Je n’imagine pas un homme ayant parcouru la Grèce et ne poussant point jusqu’en Turquie. Il est toujours déplaisant de s’éterniser aux haltes ou de revenir sur ses pas ; mais ici ce serait de plus souffrir des mirages de Tantale.

La Grèce n’a fait qu’entrouvrir un voile discret sur l’Orient, on veut arracher le rideau.

Et c’est si simple : trois fois par semaine, un bateau quitte le Pirée, se rendant à Constantinople — c’est l’affaire de trente-six heures et de vingt-cinq drachmes.

Dès que j’eus les vingt-cinq drachmes, je disposai des trente-six heures.

À l’entrée du Bosphore, la capitale s’étend immense sur l’Europe et l’Asie, Constantinople fait de trois villes ; sur la côte d’Asie, Scutari ; sur la côte d’Europe, Galata et Péra aux palais modernes, et la ville origine : Stamboul.

Stamboul ! le navire glisse sur la mer calme qui baigne caressante les jardins des sultanes. C’est la pointe du Sérail. Les cactus et les sycomores s’agitent doucement comme de grands éventails et, dans cet efféminement aux sensualités mystérieuses, les minarets se dressent comme des appels mâles.

On contourne la Pointe du Sérail, un bateau-pilote sert de guide parmi des steamers, des voiliers et l’affluence des caïques. Le sifflet de la machine, sans interruption, vocalise ses signaux haletants et le navire stoppe enfin devant le pont qui relie Stamboul à Galata, pont mobile sur la Corne-d’Or.

Galata, c’est la cité remuante, les bureaux des expéditeurs, les hôtels pour passagers pauvres, les cabarets à matelots, les rues boueuses aux larges flaques qu’il faut sauter.

C’est le quartier des abattoirs où l’on égorge selon le rite musulman : il y a du prêtre et du boucher. D’un geste de son inoffensive épée l’officiant fait un simulacre, les aides, au moyen de cordes, jettent le bœuf à terre, maintenant sa tête à la renverse, la prompte lame d’un coutelas coupe l’artère à la gorge, le sang gicle et avant même que la bête soit morte, on l’écorche, on la dépèce ; une autre vient chancelante, tirée, poussée par les hommes au tablier de cuir tacheté de rouge, la bête trébuche et c’est sur les gigotements des égorgées qu’on écorche ; l’officiant renouvelle son geste : il y a du prêtre et du boucher.

Galata, c’est le quartier brutal où les chiens errants sont plus maigres.

Presque chaque carrefour a sa meute attitrée qui jamais n’incursionne dans une rue voisine.

Mais la nuit on entend les longs aboiements aux avant-postes, aux confins de Péra, le quartier riche sur la hauteur.

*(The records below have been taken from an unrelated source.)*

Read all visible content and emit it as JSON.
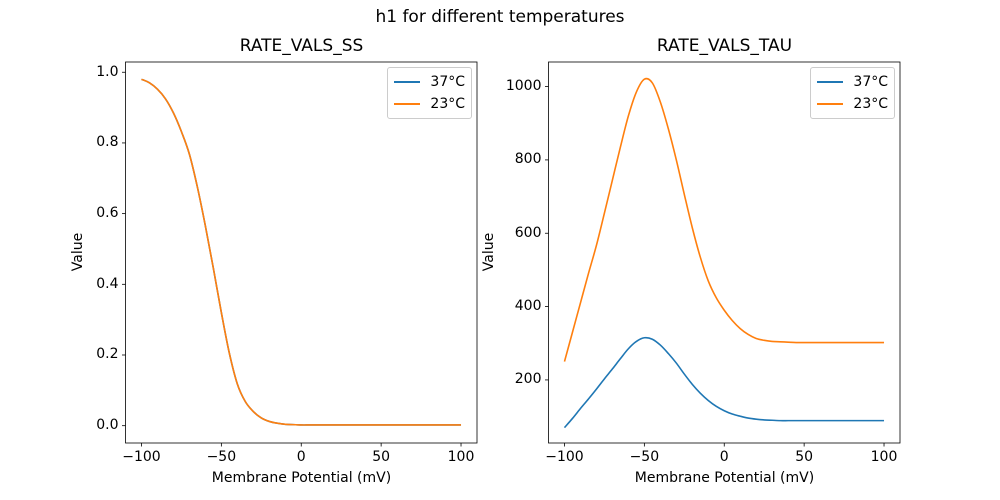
{
  "figure": {
    "suptitle": "h1 for different temperatures",
    "background_color": "#ffffff",
    "spine_color": "#000000"
  },
  "chart_data": [
    {
      "type": "line",
      "title": "RATE_VALS_SS",
      "xlabel": "Membrane Potential (mV)",
      "ylabel": "Value",
      "grid": false,
      "legend_location": "upper right",
      "xlim": [
        -110,
        110
      ],
      "ylim": [
        -0.049,
        1.029
      ],
      "xticks": [
        -100,
        -50,
        0,
        50,
        100
      ],
      "xtick_labels": [
        "−100",
        "−50",
        "0",
        "50",
        "100"
      ],
      "yticks": [
        0.0,
        0.2,
        0.4,
        0.6,
        0.8,
        1.0
      ],
      "ytick_labels": [
        "0.0",
        "0.2",
        "0.4",
        "0.6",
        "0.8",
        "1.0"
      ],
      "x": [
        -100,
        -95,
        -90,
        -85,
        -80,
        -75,
        -70,
        -65,
        -60,
        -55,
        -50,
        -45,
        -40,
        -35,
        -30,
        -25,
        -20,
        -15,
        -10,
        -5,
        0,
        5,
        10,
        15,
        20,
        25,
        30,
        35,
        40,
        45,
        50,
        55,
        60,
        65,
        70,
        75,
        80,
        85,
        90,
        95,
        100
      ],
      "series": [
        {
          "name": "37°C",
          "color": "#1f77b4",
          "values": [
            0.98,
            0.97,
            0.952,
            0.925,
            0.885,
            0.832,
            0.768,
            0.675,
            0.565,
            0.445,
            0.32,
            0.205,
            0.118,
            0.068,
            0.04,
            0.022,
            0.012,
            0.007,
            0.004,
            0.003,
            0.002,
            0.002,
            0.002,
            0.002,
            0.002,
            0.002,
            0.002,
            0.002,
            0.002,
            0.002,
            0.002,
            0.002,
            0.002,
            0.002,
            0.002,
            0.002,
            0.002,
            0.002,
            0.002,
            0.002,
            0.002
          ]
        },
        {
          "name": "23°C",
          "color": "#ff7f0e",
          "values": [
            0.98,
            0.97,
            0.952,
            0.925,
            0.885,
            0.832,
            0.768,
            0.675,
            0.565,
            0.445,
            0.32,
            0.205,
            0.118,
            0.068,
            0.04,
            0.022,
            0.012,
            0.007,
            0.004,
            0.003,
            0.002,
            0.002,
            0.002,
            0.002,
            0.002,
            0.002,
            0.002,
            0.002,
            0.002,
            0.002,
            0.002,
            0.002,
            0.002,
            0.002,
            0.002,
            0.002,
            0.002,
            0.002,
            0.002,
            0.002,
            0.002
          ]
        }
      ]
    },
    {
      "type": "line",
      "title": "RATE_VALS_TAU",
      "xlabel": "Membrane Potential (mV)",
      "ylabel": "Value",
      "grid": false,
      "legend_location": "upper right",
      "xlim": [
        -110,
        110
      ],
      "ylim": [
        28,
        1067
      ],
      "xticks": [
        -100,
        -50,
        0,
        50,
        100
      ],
      "xtick_labels": [
        "−100",
        "−50",
        "0",
        "50",
        "100"
      ],
      "yticks": [
        200,
        400,
        600,
        800,
        1000
      ],
      "ytick_labels": [
        "200",
        "400",
        "600",
        "800",
        "1000"
      ],
      "x": [
        -100,
        -95,
        -90,
        -85,
        -80,
        -75,
        -70,
        -65,
        -60,
        -55,
        -50,
        -45,
        -40,
        -35,
        -30,
        -25,
        -20,
        -15,
        -10,
        -5,
        0,
        5,
        10,
        15,
        20,
        25,
        30,
        35,
        40,
        45,
        50,
        55,
        60,
        65,
        70,
        75,
        80,
        85,
        90,
        95,
        100
      ],
      "series": [
        {
          "name": "37°C",
          "color": "#1f77b4",
          "values": [
            70,
            95,
            122,
            148,
            175,
            203,
            230,
            258,
            285,
            305,
            315,
            311,
            295,
            272,
            246,
            216,
            188,
            164,
            144,
            128,
            116,
            107,
            101,
            96,
            93,
            91,
            90,
            89,
            89,
            89,
            89,
            89,
            89,
            89,
            89,
            89,
            89,
            89,
            89,
            89,
            89
          ]
        },
        {
          "name": "23°C",
          "color": "#ff7f0e",
          "values": [
            250,
            330,
            410,
            490,
            567,
            655,
            745,
            835,
            920,
            985,
            1020,
            1010,
            958,
            885,
            800,
            706,
            615,
            535,
            470,
            424,
            390,
            362,
            340,
            324,
            313,
            308,
            305,
            304,
            303,
            302,
            302,
            302,
            302,
            302,
            302,
            302,
            302,
            302,
            302,
            302,
            302
          ]
        }
      ]
    }
  ]
}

Les mal-nourris de Galata hurlent-ils contre d’autres chiens surabondamment pourvus de reliefs au seuil des luxueuses maisons ?

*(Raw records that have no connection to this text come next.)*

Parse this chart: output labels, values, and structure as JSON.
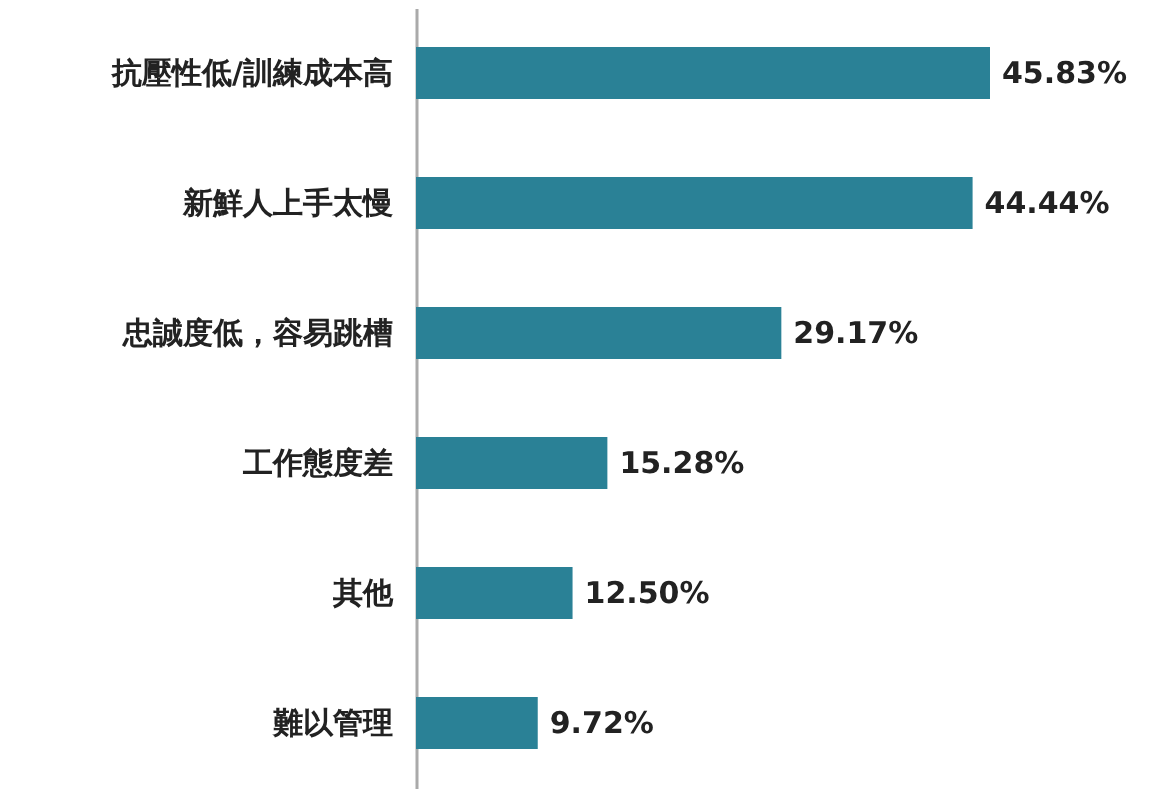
{
  "chart_data": {
    "type": "bar",
    "orientation": "horizontal",
    "categories": [
      "抗壓性低/訓練成本高",
      "新鮮人上手太慢",
      "忠誠度低，容易跳槽",
      "工作態度差",
      "其他",
      "難以管理"
    ],
    "values": [
      45.83,
      44.44,
      29.17,
      15.28,
      12.5,
      9.72
    ],
    "value_labels": [
      "45.83%",
      "44.44%",
      "29.17%",
      "15.28%",
      "12.50%",
      "9.72%"
    ],
    "color": "#2a8196"
  }
}
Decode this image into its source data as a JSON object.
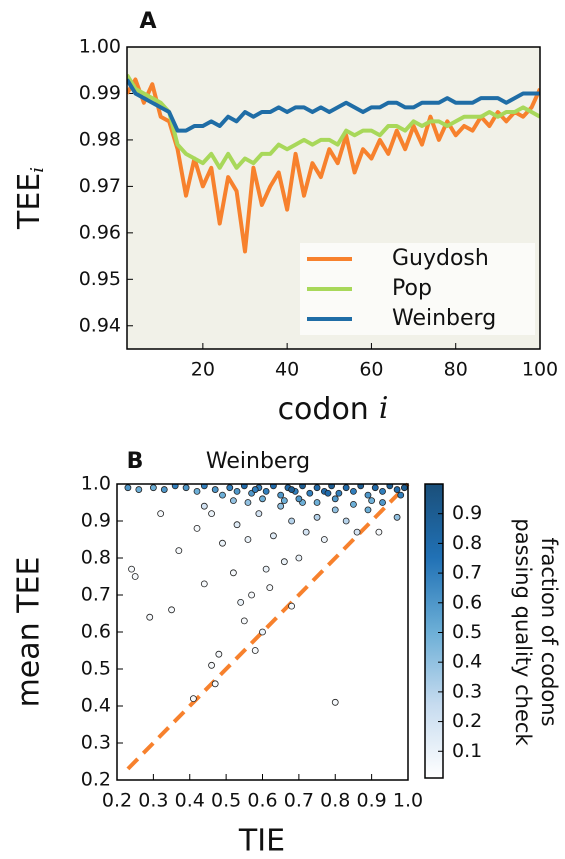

Un vendredi matin, après m’être un peu ennuyé devant la banalité des magasins de Péra, je me trouvais près du palais du Sultan.

C’était le jour, et comme, midi sonnait, c’était le moment du Selamleck. Le chef des Croyants allait se rendre à la mosquée, se laissant entrevoir un moment derrière la haie de ses soldats.

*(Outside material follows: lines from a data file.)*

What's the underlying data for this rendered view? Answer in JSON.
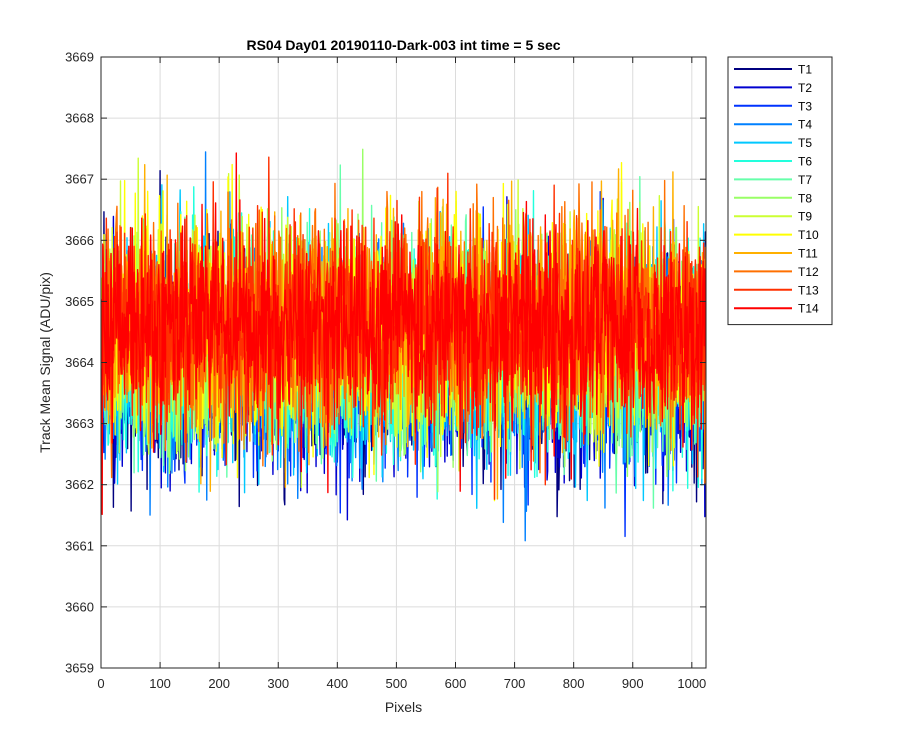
{
  "chart_data": {
    "type": "line",
    "title": "RS04 Day01 20190110-Dark-003 int time = 5 sec",
    "xlabel": "Pixels",
    "ylabel": "Track Mean Signal (ADU/pix)",
    "xlim": [
      0,
      1024
    ],
    "ylim": [
      3659,
      3669
    ],
    "xticks": [
      0,
      100,
      200,
      300,
      400,
      500,
      600,
      700,
      800,
      900,
      1000
    ],
    "yticks": [
      3659,
      3660,
      3661,
      3662,
      3663,
      3664,
      3665,
      3666,
      3667,
      3668,
      3669
    ],
    "grid": true,
    "legend_location": "outside-right-top",
    "n_points": 1024,
    "series": [
      {
        "name": "T1",
        "color": "#00007f",
        "mean": 3663.9,
        "noise_sd": 0.85
      },
      {
        "name": "T2",
        "color": "#0000d0",
        "mean": 3663.9,
        "noise_sd": 0.85
      },
      {
        "name": "T3",
        "color": "#0033ff",
        "mean": 3664.0,
        "noise_sd": 0.85
      },
      {
        "name": "T4",
        "color": "#0080ff",
        "mean": 3664.0,
        "noise_sd": 0.85
      },
      {
        "name": "T5",
        "color": "#00c8ff",
        "mean": 3664.1,
        "noise_sd": 0.85
      },
      {
        "name": "T6",
        "color": "#22ffdd",
        "mean": 3664.2,
        "noise_sd": 0.85
      },
      {
        "name": "T7",
        "color": "#66ffaa",
        "mean": 3664.3,
        "noise_sd": 0.85
      },
      {
        "name": "T8",
        "color": "#99ff66",
        "mean": 3664.4,
        "noise_sd": 0.85
      },
      {
        "name": "T9",
        "color": "#ccff33",
        "mean": 3664.5,
        "noise_sd": 0.85
      },
      {
        "name": "T10",
        "color": "#ffff00",
        "mean": 3664.6,
        "noise_sd": 0.85
      },
      {
        "name": "T11",
        "color": "#ffb000",
        "mean": 3664.6,
        "noise_sd": 0.85
      },
      {
        "name": "T12",
        "color": "#ff7000",
        "mean": 3664.6,
        "noise_sd": 0.85
      },
      {
        "name": "T13",
        "color": "#ff3000",
        "mean": 3664.6,
        "noise_sd": 0.85
      },
      {
        "name": "T14",
        "color": "#ff0000",
        "mean": 3664.6,
        "noise_sd": 0.85
      }
    ]
  }
}
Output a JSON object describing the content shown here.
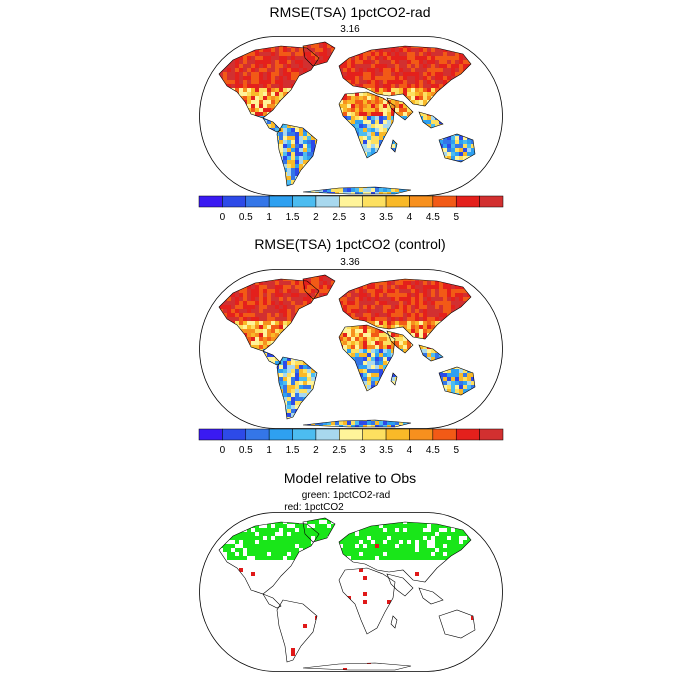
{
  "panels": [
    {
      "title": "RMSE(TSA) 1pctCO2-rad",
      "value": "3.16",
      "id": "rad"
    },
    {
      "title": "RMSE(TSA) 1pctCO2 (control)",
      "value": "3.36",
      "id": "control"
    }
  ],
  "colorbar": {
    "ticks": [
      "0",
      "0.5",
      "1",
      "1.5",
      "2",
      "2.5",
      "3",
      "3.5",
      "4",
      "4.5",
      "5"
    ],
    "colors": [
      "#3a1af2",
      "#2d4ae8",
      "#3476e8",
      "#2ea0f0",
      "#4cbcf0",
      "#a8d8ee",
      "#fff49a",
      "#fde060",
      "#f9b928",
      "#f7901e",
      "#f25a16",
      "#e4201c",
      "#d23030"
    ]
  },
  "comparison": {
    "title": "Model relative to Obs",
    "legend_green": "green: 1pctCO2-rad",
    "legend_red": "red: 1pctCO2",
    "colors": {
      "green": "#19e619",
      "red": "#e01818"
    }
  }
}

Le palais n’est qu’à cent mètres de la mosquée Hamidié. À la tourelle, en haut du minaret, un muezzin, les bras levés, appelait à la prière.

Abdul-Hamid paraît dans sa voiture demi-découverte. Le sultan est vêtu d’une redingote noire, sans décoration, sans insigne, coiffé du fez, contrastant de simplicité voulue avec les pachas aux costumes chamarrés qui forment un cortège scintillant de brocart et d’or.

Trois grands cris prolongés et plaintifs saluent Sa Toute-Puissance.

Mais déjà Abdul-Hamid est descendu de voiture. Il gravit les trois marches de la mosquée…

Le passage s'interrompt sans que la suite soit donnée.